The rectilinear exterior façade is clad in luminous, white plaster that references the local materials of the city. As visitors approach the museum, they encounter a dramatic open stair that intersects the museum on a diagonal axis creating an expressive counterpoint to the minimalist façade. The stair cuts the façade open connecting the street with the upper levels of the museum giving way to an openness that flows between inside and out. At the top of the exterior stair is a stepped open air terraced roof that serves as a gathering area and place for public performances and talks. A five meter cantilevered fully glazed wall allows views from the galleries to the public terrace.
An emphasis on including public space is one of the most important features that the Studio incorporates into its designs for cultural institutions. At the MO Museum, situated in a dense urban context, almost a quarter of the site is dedicated to green space. At street level, a garden space will exhibit sculptures created by the winners of the Lithuanian National Prize for Culture and Arts.

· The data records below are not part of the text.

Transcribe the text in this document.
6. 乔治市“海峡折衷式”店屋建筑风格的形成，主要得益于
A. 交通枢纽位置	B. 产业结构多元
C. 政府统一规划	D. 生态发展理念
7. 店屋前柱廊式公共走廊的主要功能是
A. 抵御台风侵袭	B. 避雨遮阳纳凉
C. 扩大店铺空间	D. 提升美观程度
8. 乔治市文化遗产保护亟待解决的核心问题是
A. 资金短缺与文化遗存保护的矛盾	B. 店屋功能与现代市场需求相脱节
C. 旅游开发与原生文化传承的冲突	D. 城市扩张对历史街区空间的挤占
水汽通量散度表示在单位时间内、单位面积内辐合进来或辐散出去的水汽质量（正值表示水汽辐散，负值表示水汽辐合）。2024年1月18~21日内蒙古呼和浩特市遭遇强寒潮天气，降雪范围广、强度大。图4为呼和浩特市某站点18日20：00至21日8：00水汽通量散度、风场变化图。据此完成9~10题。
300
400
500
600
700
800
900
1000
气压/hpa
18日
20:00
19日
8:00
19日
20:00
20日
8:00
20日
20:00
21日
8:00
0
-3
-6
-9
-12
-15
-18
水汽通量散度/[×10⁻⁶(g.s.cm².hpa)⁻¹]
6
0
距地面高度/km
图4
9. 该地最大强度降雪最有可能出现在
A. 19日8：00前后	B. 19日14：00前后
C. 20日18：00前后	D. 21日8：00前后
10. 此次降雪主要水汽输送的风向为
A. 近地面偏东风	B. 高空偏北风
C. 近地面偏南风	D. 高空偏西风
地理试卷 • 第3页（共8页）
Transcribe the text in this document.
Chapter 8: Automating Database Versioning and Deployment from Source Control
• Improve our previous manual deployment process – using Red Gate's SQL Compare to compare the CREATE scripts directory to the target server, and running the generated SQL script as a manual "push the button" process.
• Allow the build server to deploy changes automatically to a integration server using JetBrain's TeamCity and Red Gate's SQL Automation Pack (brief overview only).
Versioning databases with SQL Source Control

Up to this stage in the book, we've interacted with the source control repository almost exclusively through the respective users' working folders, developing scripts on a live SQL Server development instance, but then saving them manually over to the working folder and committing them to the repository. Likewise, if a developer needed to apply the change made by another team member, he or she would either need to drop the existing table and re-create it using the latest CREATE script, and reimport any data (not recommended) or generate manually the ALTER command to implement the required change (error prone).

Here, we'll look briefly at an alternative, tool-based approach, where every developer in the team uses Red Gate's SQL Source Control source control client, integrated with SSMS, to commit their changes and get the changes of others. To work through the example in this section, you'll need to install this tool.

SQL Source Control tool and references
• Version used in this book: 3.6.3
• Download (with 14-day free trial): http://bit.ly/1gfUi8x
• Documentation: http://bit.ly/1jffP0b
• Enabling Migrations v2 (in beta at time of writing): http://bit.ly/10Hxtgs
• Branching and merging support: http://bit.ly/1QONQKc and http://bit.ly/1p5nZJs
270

"One of the reasons I am drawn to Studio Libeskind’s work is that it is both iconic and democratic,” said Museum Founder and Collector, Viktoras Butkus. “The MO Museum is the largest private museum in Lithuania, so it is important to me that museum expresses openness and reflects the ethos of the collection as well as the institution. The generous public spaces throughout the design play a vital role in communicating these ideas,” added Butkus.
On the northern side of the building, visitors will enter though a two-story (8 meter tall) glazed entrance into a light filled lobby. Here, the theme of inside and out continues to play out with geometric interior skylights that cut through the building ushering in daylight to the lower floors and allowing views to the upper floors. An interior glazed opening offers visitors a peek behind the scenes and into the collection storage vault. These unexpected and sometimes playful moments continue throughout the museum.
Near the entrance, a black spiral staircase connects the main gallery with the lower lobby and punctuates the museum’s core. The galleries are laid out as open floor plans that provide 1,300 sq. meters of exhibition space dedicated to both permanent and temporary exhibitions of the museum’s ongoing collection. The Museum additionally includes a café, bookstore, educational areas, auditorium, as well as storage and administrative space.